Il prend la pose au milieu du couple Anquetil, et lâche, malicieux, en commentant le résultat : "Je trouve que la couleur ne me va pas très bien au teint." "A la fin, on était devenus très amis. C'était mon supporter n°1", commente Poulidor dans la biographie d'Anquetil Sex, Lies and Handlebar Tape: The Remarkable Life of Jacques Anquetil de Paul Howard. Intéressé, Maître Jacques ? En 1975, il prend fait et cause pour Poulidor... pour empêcher Merckx de battre son record de cinq succès sur le Tour. C'est un autre Français, Bernard Thévenet, qui se chargera de cette tâche. 

Les deux hommes partageront une fois les mêmes couleurs, celles du fabricant de cycles France-Loire, filiale de Manufrance.
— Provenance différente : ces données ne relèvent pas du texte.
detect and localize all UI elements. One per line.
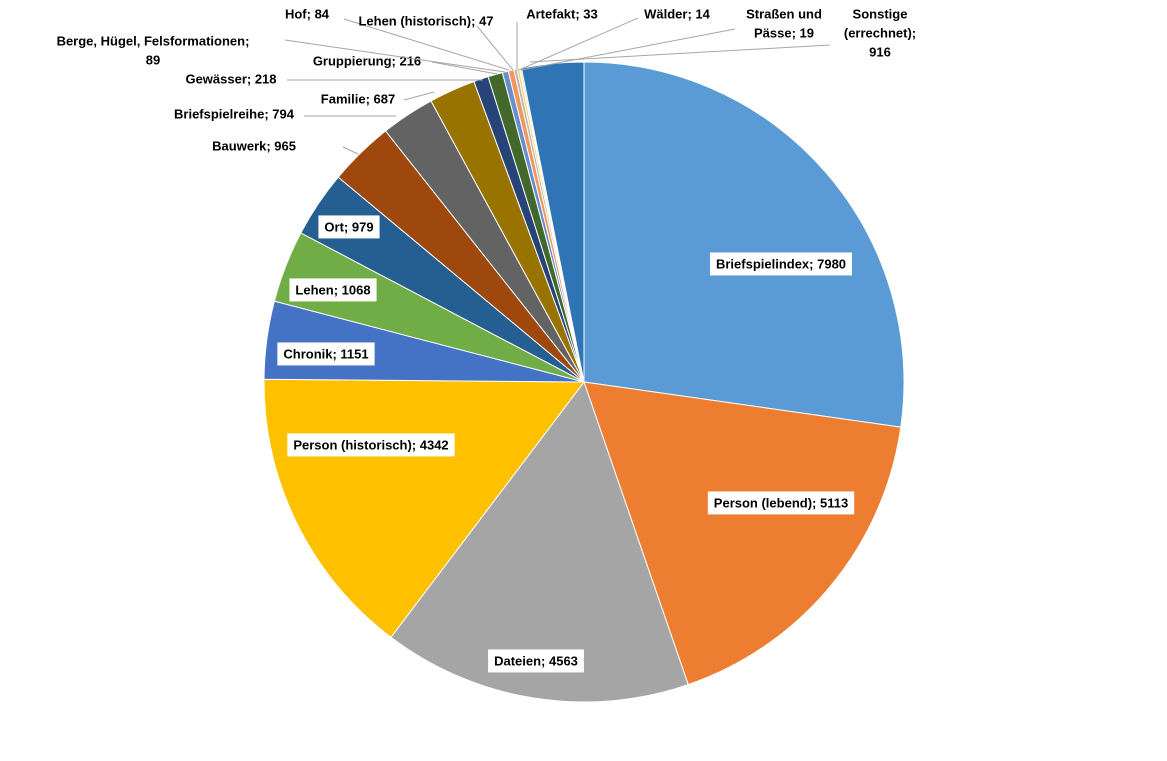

Après la retraite de "Poupou", ils sillonneront durant quelques mois les routes du pays pour écouler des vélos à leurs noms. Les parties de poker se prolongeront au-delà de cette courte collaboration. C'est Janine, madame Anquetil, qui lancera un jour à un journaliste de Vélo Magazine qui attend son mari, qui lui a donné rendez-vous dans leur manoir normand : "S'il n'est pas encore rentré, alors c'est que Poulidor a gagné le château !" Poulidor se contentera de sa belle maison de Saint-Léonard-de-Noblat, en Haute-Vienne, bâtie avec ses gains dans les années 1970. Et fera cet aveu surprenant au journaliste Jacques Augendre, Bible du cyclisme, au début du XXIe siècle : "Les deux hommes que j’admire le plus ? Le général de Gaulle et Jacques Anquetil. Si je n’avais pas été coureur, j’aurais été anquetiliste."